One of my first stops was Harlem, the former stomping ground of Duke Ellington, Ella Fitzgerald, Billie Holiday, Louis Armstrong, and countless other musicians, writers and comedians. I was delighted to pass by the famous Apollo Theater, having recently learned about its history from the book Showtime at the Apollo by Ted Fox.
A walking tour of the area introduced me to Shrine, a world music venue on Adam Clayton Powell Jr. Boulevard. As soon as I stepped inside, I knew this was a special place. The walls and ceiling are entirely covered by album covers, and you can look around and pick out familiar faces – Diana Ross, Neil Young, The Wailers, Nat King Cole, Thelonious Monk – from every different genre and generation. There are African masks and drums, old boomboxes, and a small, low stage that would mean almost no separation between audience and performer on a busy night.
There were a few shows scheduled at Shrine that evening, so I came back at 7pm to see South African singer Naledi Masilo perform with her band. The venue certainly lived up to expectations – I’m no sound engineer, but I suspect that covering the walls with record covers might have a positive effect on the sound in the room. Whether that’s the case or not, this was a great singer backed by a great band, well versed in jazz and South African pop standards.
From one musically historic area of New York to another, my next stop after Harlem was Greenwich Village. I mainly associated the Village with folk music; specifically the folk scene of the early 1960s, where singers like Carolyn Hester, Tom Paxton, Dave Van Ronk, Phil Ochs, and many others would have performed at clubs and coffeehouses like Gerde’s and Café Wha?. But Greenwich Village also has a thriving jazz scene, as I discovered when I called into Small’s Jazz Club for their Saturday afternoon jam session.
A jam generally begins with the house band playing a few tunes, before the floor is opened up for any musicians in the audience who want to join in (or, as is often the case, take over from one of the band). People show up from all walks of life, ready to share what is probably for many of them a hidden talent. On this afternoon at Small’s, we had singers, piano players, double bassists, drummers, a trombonist, a cornet player, and even a tap dancer.
Partway into the jam a young man walked in with his girlfriend. It looked like he was trying to work up the courage to join the jam, but wasn’t sure about it – at one point it looked like he was ready to abandon the whole idea and leave. Thankfully he didn’t: he made it to the stage and played some great double bass, complete with solos. When he shuffled back to his seat, the row behind him (my row) gave him a round of applause and many pats on the back, much to his surprise and joy.
While in Greenwich Village I also stopped by Jones Street, where the cover photo of The Freewheelin’ Bob Dylan was taken.

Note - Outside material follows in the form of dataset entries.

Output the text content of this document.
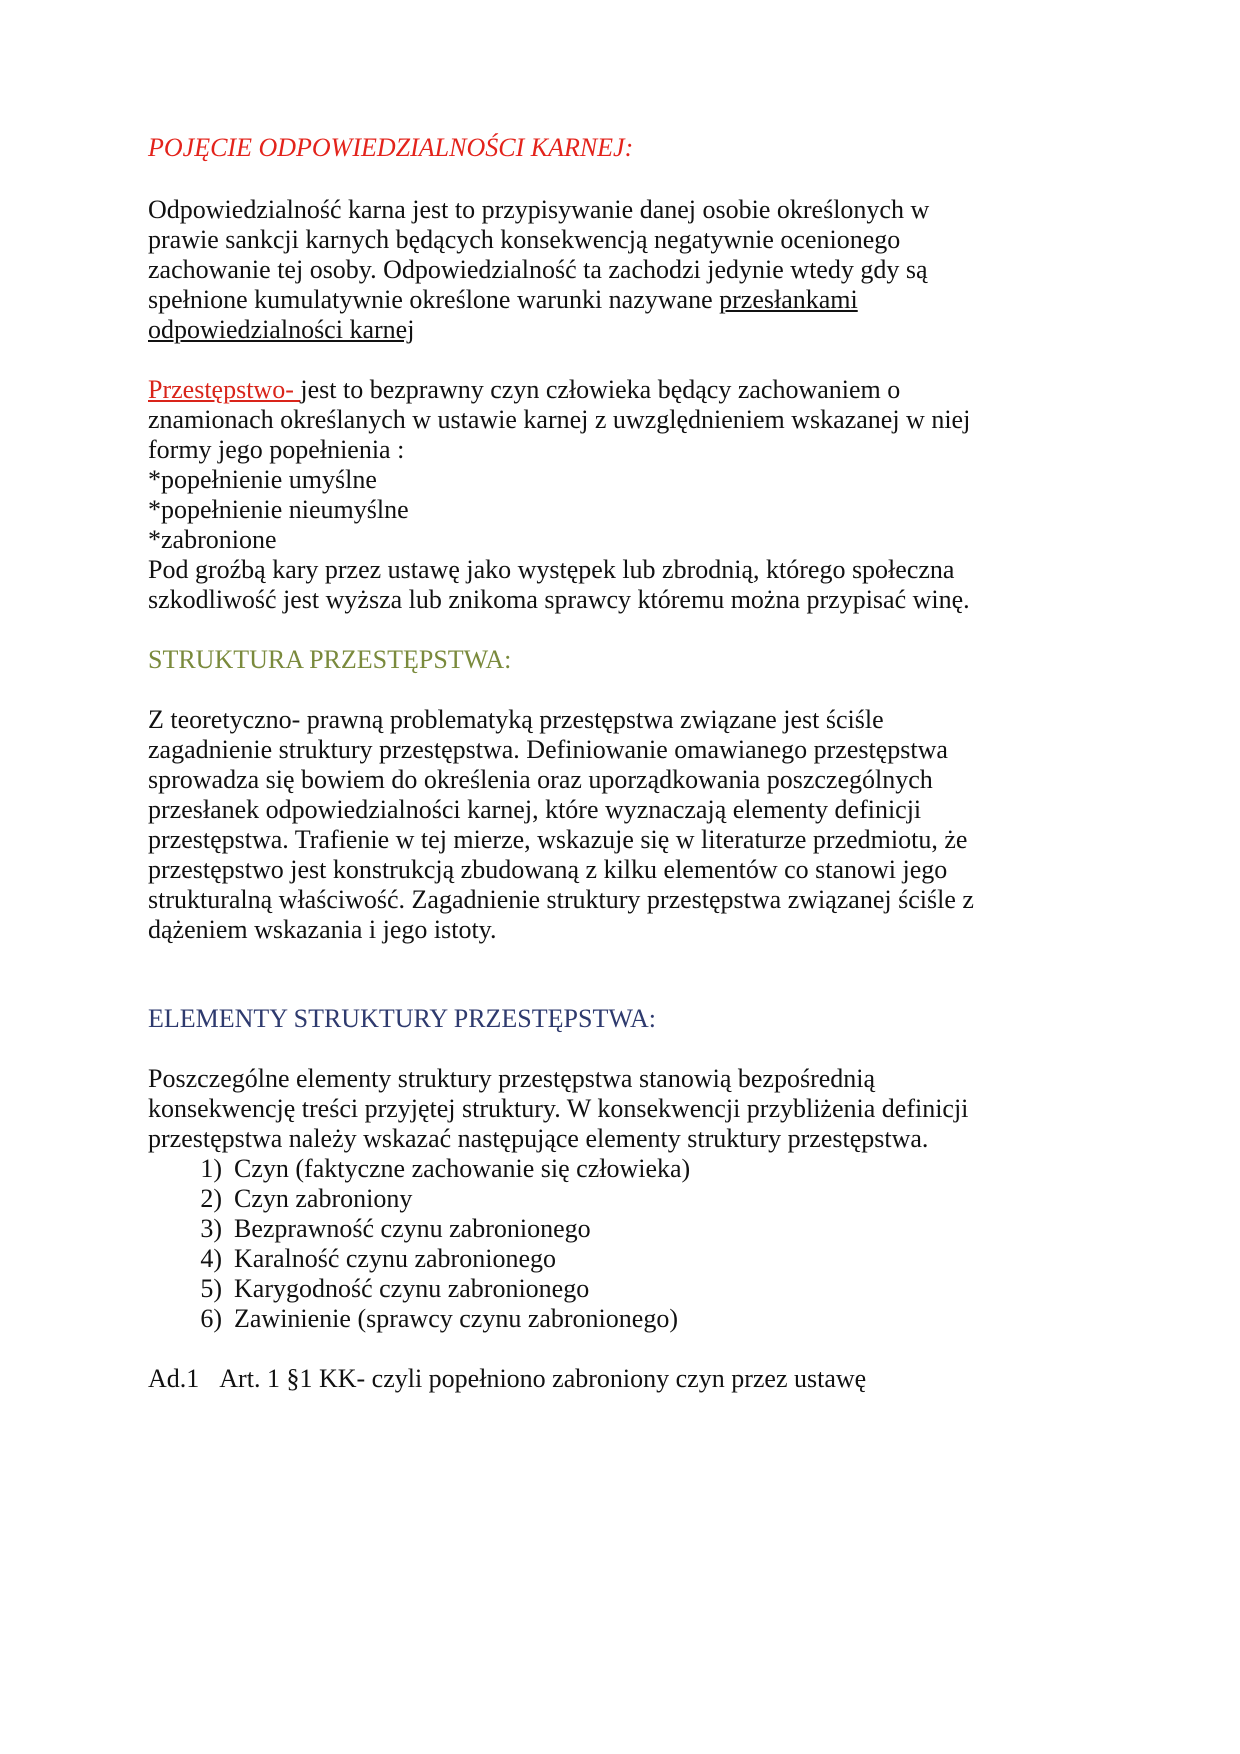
POJĘCIE ODPOWIEDZIALNOŚCI KARNEJ:
Odpowiedzialność karna jest to przypisywanie danej osobie określonych w
prawie sankcji karnych będących konsekwencją negatywnie ocenionego
zachowanie tej osoby. Odpowiedzialność ta zachodzi jedynie wtedy gdy są
spełnione kumulatywnie określone warunki nazywane przesłankami
odpowiedzialności karnej
Przestępstwo- jest to bezprawny czyn człowieka będący zachowaniem o
znamionach określanych w ustawie karnej z uwzględnieniem wskazanej w niej
formy jego popełnienia :
*popełnienie umyślne
*popełnienie nieumyślne
*zabronione
Pod groźbą kary przez ustawę jako występek lub zbrodnią, którego społeczna
szkodliwość jest wyższa lub znikoma sprawcy któremu można przypisać winę.
STRUKTURA PRZESTĘPSTWA:
Z teoretyczno- prawną problematyką przestępstwa związane jest ściśle
zagadnienie struktury przestępstwa. Definiowanie omawianego przestępstwa
sprowadza się bowiem do określenia oraz uporządkowania poszczególnych
przesłanek odpowiedzialności karnej, które wyznaczają elementy definicji
przestępstwa. Trafienie w tej mierze, wskazuje się w literaturze przedmiotu, że
przestępstwo jest konstrukcją zbudowaną z kilku elementów co stanowi jego
strukturalną właściwość. Zagadnienie struktury przestępstwa związanej ściśle z
dążeniem wskazania i jego istoty.
ELEMENTY STRUKTURY PRZESTĘPSTWA:
Poszczególne elementy struktury przestępstwa stanowią bezpośrednią
konsekwencję treści przyjętej struktury. W konsekwencji przybliżenia definicji
przestępstwa należy wskazać następujące elementy struktury przestępstwa.
1) Czyn (faktyczne zachowanie się człowieka)
2) Czyn zabroniony
3) Bezprawność czynu zabronionego
4) Karalność czynu zabronionego
5) Karygodność czynu zabronionego
6) Zawinienie (sprawcy czynu zabronionego)
Ad.1 Art. 1 §1 KK- czyli popełniono zabroniony czyn przez ustawę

Just across the road on West 4th Street is an amazing store called Music Inn World Instruments, which contains almost every type of instrument you could imagine: guitars, mandolins, dulcimers, accordions, banduras, djembes. When I walked in there was a man sitting on the floor playing a sitar, which sounded beautiful. The store was also home to possibly the oldest cash register I’ve ever seen, which I sadly forgot to photograph.

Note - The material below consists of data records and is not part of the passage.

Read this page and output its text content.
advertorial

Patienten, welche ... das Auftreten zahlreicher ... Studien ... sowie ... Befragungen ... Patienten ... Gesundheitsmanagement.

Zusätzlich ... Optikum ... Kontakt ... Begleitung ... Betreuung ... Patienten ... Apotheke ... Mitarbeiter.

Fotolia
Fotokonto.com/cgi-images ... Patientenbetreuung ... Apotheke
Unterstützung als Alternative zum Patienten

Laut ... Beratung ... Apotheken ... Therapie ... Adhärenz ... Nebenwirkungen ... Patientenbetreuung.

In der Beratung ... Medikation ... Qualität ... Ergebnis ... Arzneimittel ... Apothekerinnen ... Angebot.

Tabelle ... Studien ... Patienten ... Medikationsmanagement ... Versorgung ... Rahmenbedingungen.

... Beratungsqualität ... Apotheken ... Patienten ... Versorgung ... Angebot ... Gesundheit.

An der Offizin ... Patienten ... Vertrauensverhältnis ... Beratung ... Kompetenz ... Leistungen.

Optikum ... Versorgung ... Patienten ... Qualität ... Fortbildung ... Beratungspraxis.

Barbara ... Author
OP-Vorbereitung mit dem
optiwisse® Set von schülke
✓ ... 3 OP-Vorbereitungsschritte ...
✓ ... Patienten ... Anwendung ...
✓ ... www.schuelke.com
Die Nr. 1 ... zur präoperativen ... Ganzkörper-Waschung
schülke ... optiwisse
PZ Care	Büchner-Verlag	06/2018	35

Crammed in between all the instruments (which, as you can see, were literally hanging from the ceiling) were shelves of old records, from folk to jazz and everything in between. I was happy to find a copy of The Midnight Special by Harry Belafonte, which also contains the debut released performance of the aforementioned Mr Dylan, playing harmonica on the title track.
And that was my NYC music experience. I realise that I barely scratched the surface of the music New York City has to offer, but that’s okay – I’ll be back.
Beautiful shot of the Freewheelin' street. Your post made me remember the disappointment I felt on discovering that the Oh Mercy mural (over on the west side somewhere, if memory serves) was gone.
I lived in New York for seventeen years and was unable, at the time, to appreciate it. If I'd known that giants of music like Ryuichi Sakamoto and Yoko Ono -- not to mention Peter Stampfel, my favorite singer on earth, who was playing god knows how many 30-capacity NYC gigs every year -- were roaming those same streets -- if I had known them to be the giants I now recognise them as! -- I might have felt differently about it all.